Donner à des jeunes qui ont été marginalisés la prise de conscience de leur propre dignité, leur révéler la gamme de leurs possibilités serait mon objectif.
Servir encore, mais autrement, orientait désormais, mon existence.
Beaucoup d’entre mes filles avaient connu l’enfermement dans les Bons Pasteurs, lieux intermédiaires entre couvent et prison. Elles s’y étaient avérées si insupportables que, de renvoi en renvoi, elles avaient connu quatre ou cinq placements successifs. Je les recevais hostiles, anarchiques et vindicatives, considérant à priori tout adulte comme ennemi potentiel, donc personne à défier, par principe. A peu près aucune n’avait été l’objet des soins d’une famille normale, aucune n’avait suivi une scolarité normale. Avant tout, elles avaient été des jeunes filles totalement inéduquées, ayant acquis une maturité sans rapport avec leur âge, du fait de leurs errances et de leurs diverses expériences. Elles étaient considérées « difficiles ». Un monde de préjugés entourait l’enfant difficile, comme s’il faisait partie d’une catégorie particulière nécessitant des mesures répressives. J’allais démontrer qu’en leur donnant la possibilité de se sentir responsables, elles peuvent se construire leur personnalité et acquérir l’équilibre, l’harmonie.
Eveiller la confiance entre mes pensionnaires et la confiance en nous était primordial. Nous avons commencé par leur montrer que la vie à édifier dans la maison dépendait de la valeur de chacune, que les règles de vie sont établies par elles seules, que la fréquentation de l’école, des ateliers ou des cercles de loisirs n’est décidée que par elles.

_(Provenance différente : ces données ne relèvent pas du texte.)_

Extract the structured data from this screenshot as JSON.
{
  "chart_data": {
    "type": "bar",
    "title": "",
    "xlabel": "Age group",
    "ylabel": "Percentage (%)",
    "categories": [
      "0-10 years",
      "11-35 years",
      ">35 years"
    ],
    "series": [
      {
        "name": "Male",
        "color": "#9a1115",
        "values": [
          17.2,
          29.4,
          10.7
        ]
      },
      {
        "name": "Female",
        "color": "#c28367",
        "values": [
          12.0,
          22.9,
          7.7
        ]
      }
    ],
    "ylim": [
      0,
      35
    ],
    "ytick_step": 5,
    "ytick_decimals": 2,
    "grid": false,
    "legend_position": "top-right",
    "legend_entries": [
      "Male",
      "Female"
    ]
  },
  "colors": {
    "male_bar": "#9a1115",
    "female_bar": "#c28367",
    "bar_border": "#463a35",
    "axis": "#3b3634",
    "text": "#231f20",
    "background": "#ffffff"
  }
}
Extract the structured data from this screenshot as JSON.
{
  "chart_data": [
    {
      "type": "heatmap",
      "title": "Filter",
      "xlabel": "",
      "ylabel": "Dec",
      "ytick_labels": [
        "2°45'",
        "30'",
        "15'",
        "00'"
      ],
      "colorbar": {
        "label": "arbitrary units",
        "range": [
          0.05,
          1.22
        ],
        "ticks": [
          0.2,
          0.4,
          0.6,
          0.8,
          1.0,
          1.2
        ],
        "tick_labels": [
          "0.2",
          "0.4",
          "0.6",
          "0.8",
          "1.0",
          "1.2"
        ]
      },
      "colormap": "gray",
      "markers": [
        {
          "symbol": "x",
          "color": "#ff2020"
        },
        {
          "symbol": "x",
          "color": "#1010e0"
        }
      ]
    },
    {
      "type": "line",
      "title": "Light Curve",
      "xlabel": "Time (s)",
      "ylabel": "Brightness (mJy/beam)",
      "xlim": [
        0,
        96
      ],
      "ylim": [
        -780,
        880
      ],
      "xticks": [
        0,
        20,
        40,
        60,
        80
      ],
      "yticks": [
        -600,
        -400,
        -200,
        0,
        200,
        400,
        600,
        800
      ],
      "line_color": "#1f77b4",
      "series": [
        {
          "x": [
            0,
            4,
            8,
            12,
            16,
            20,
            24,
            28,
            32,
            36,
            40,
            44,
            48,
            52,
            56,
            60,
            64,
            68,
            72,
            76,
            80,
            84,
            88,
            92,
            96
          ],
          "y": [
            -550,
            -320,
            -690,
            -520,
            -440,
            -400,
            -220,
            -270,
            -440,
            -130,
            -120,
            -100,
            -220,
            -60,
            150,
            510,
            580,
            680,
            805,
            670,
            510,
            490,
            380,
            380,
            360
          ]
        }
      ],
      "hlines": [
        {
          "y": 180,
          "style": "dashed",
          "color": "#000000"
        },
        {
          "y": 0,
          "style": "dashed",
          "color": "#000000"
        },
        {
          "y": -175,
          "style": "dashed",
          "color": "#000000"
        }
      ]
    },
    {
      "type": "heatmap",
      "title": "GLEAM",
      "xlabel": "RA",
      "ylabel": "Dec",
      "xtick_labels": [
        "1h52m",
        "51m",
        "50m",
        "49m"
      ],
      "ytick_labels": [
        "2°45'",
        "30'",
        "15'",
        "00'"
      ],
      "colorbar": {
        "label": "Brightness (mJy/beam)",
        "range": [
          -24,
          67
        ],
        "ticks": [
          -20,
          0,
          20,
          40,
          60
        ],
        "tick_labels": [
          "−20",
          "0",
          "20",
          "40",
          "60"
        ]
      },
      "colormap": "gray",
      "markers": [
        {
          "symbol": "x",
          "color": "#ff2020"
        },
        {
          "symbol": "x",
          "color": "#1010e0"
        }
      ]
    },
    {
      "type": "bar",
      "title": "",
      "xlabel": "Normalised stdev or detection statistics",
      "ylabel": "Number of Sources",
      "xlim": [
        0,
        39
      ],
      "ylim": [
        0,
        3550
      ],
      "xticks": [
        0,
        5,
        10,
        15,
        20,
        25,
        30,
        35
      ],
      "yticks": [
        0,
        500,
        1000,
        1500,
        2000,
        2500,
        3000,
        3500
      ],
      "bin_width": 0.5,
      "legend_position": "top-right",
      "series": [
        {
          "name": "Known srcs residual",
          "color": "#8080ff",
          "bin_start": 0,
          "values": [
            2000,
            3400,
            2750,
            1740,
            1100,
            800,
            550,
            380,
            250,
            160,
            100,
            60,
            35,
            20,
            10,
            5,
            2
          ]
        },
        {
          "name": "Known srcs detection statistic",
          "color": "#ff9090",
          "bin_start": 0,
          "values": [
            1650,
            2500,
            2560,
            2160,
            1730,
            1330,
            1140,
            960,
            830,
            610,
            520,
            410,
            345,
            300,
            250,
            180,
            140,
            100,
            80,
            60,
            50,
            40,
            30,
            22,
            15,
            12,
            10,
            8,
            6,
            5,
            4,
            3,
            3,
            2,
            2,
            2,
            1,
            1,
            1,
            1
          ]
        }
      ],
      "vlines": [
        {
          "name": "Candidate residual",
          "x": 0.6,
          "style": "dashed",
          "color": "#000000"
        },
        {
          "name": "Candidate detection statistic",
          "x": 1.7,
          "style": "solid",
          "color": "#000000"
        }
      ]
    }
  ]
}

Nous leur communiquions le sentiment d’être pionnières en quelque sorte, en tous cas, acteurs de leur existence, non victimes d’une décision à laquelle elles n’avaient pris aucune part.

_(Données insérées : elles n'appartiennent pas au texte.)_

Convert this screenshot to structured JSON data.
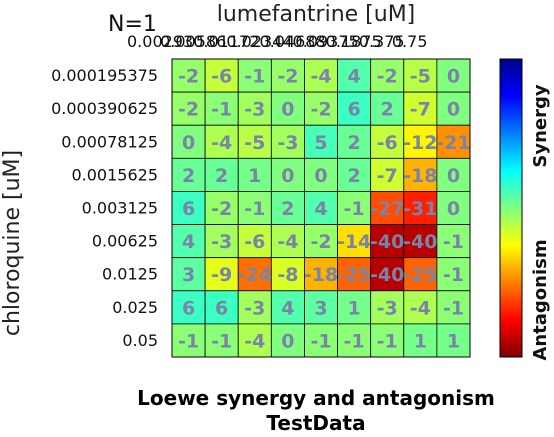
{
  "chart_data": {
    "type": "heatmap",
    "title": [
      "Loewe synergy and antagonism",
      "TestData"
    ],
    "annotation": "N=1",
    "xlabel": "lumefantrine [uM]",
    "ylabel": "chloroquine [uM]",
    "x_ticks": [
      "0.00293",
      "0.00586",
      "0.01172",
      "0.02344",
      "0.04688",
      "0.09375",
      "0.1875",
      "0.375",
      "0.75"
    ],
    "y_ticks": [
      "0.000195375",
      "0.000390625",
      "0.00078125",
      "0.0015625",
      "0.003125",
      "0.00625",
      "0.0125",
      "0.025",
      "0.05"
    ],
    "values": [
      [
        -2,
        -6,
        -1,
        -2,
        -4,
        4,
        -2,
        -5,
        0
      ],
      [
        -2,
        -1,
        -3,
        0,
        -2,
        6,
        2,
        -7,
        0
      ],
      [
        0,
        -4,
        -5,
        -3,
        5,
        2,
        -6,
        -12,
        -21
      ],
      [
        2,
        2,
        1,
        0,
        0,
        2,
        -7,
        -18,
        0
      ],
      [
        6,
        -2,
        -1,
        2,
        4,
        -1,
        -27,
        -31,
        0
      ],
      [
        4,
        -3,
        -6,
        -4,
        -2,
        -14,
        -40,
        -40,
        -1
      ],
      [
        3,
        -9,
        -24,
        -8,
        -18,
        -25,
        -40,
        -25,
        -1
      ],
      [
        6,
        6,
        -3,
        4,
        3,
        1,
        -3,
        -4,
        -1
      ],
      [
        -1,
        -1,
        -4,
        0,
        -1,
        -1,
        -1,
        1,
        1
      ]
    ],
    "colorbar": {
      "top_label": "Synergy",
      "bottom_label": "Antagonism",
      "colormap": "jet",
      "range": [
        -45,
        45
      ]
    }
  }
}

Dix années ont été vouées à cet objectif de mener chaque enfant, chaque adolescente à son épanouissement. Beaucoup de bonheur m’a été donné de les voir ensuite agir, évoluer dans leur vie d’adultes.
A la lecture de mon livre, une ancienne élève, janine, m’a écrit : «merci à tes parents de t’avoir faite telle que tu es »
Au final, elle avait l’intuition de la réalité. Ce que j’ai réalisé avait bien été inspiré pour l’essentiel, par les qualités de respect d’autrui et d’amour, qu’avaient tenu à développer en moi la maman assassinée à Auschwitz et le père profondément blessé.
Qu’avait été pour moi être juive avant la guerre ?
Enfant, j’avais été
rétive à l’enseignement du « r’hassen’ » et mes parents n’avaient pas
insisté pour que se poursuive une instruction que je refusais. Les jours de
fête je les suivais à la synagogue et je m’ennuyais ferme pendant la cérémonie
dont je me rappelle seulement mon émotion à l’écoute des modulations des
chants.
C’est l’occupation, les lois dites d’exception, puis la
disparition de maman qui a donné valeur et sens à ma judéité, devenue lien
primordial, solidarité avec elle, comme avec la foule des victimes du racisme.
Ma judéité est dans
ma position contre intolérance et injustice. Elle me rend solidaire de ceux qui
travaillent obstinément à l’éducation des enfants, qui leur montrent, au-delà
des désillusions idéologiques, que la vie est un émerveillement. Ils sont mon
seul ardent espoir d’un monde qui, réellement instruit, serait libéré du drame
effroyable des racismes.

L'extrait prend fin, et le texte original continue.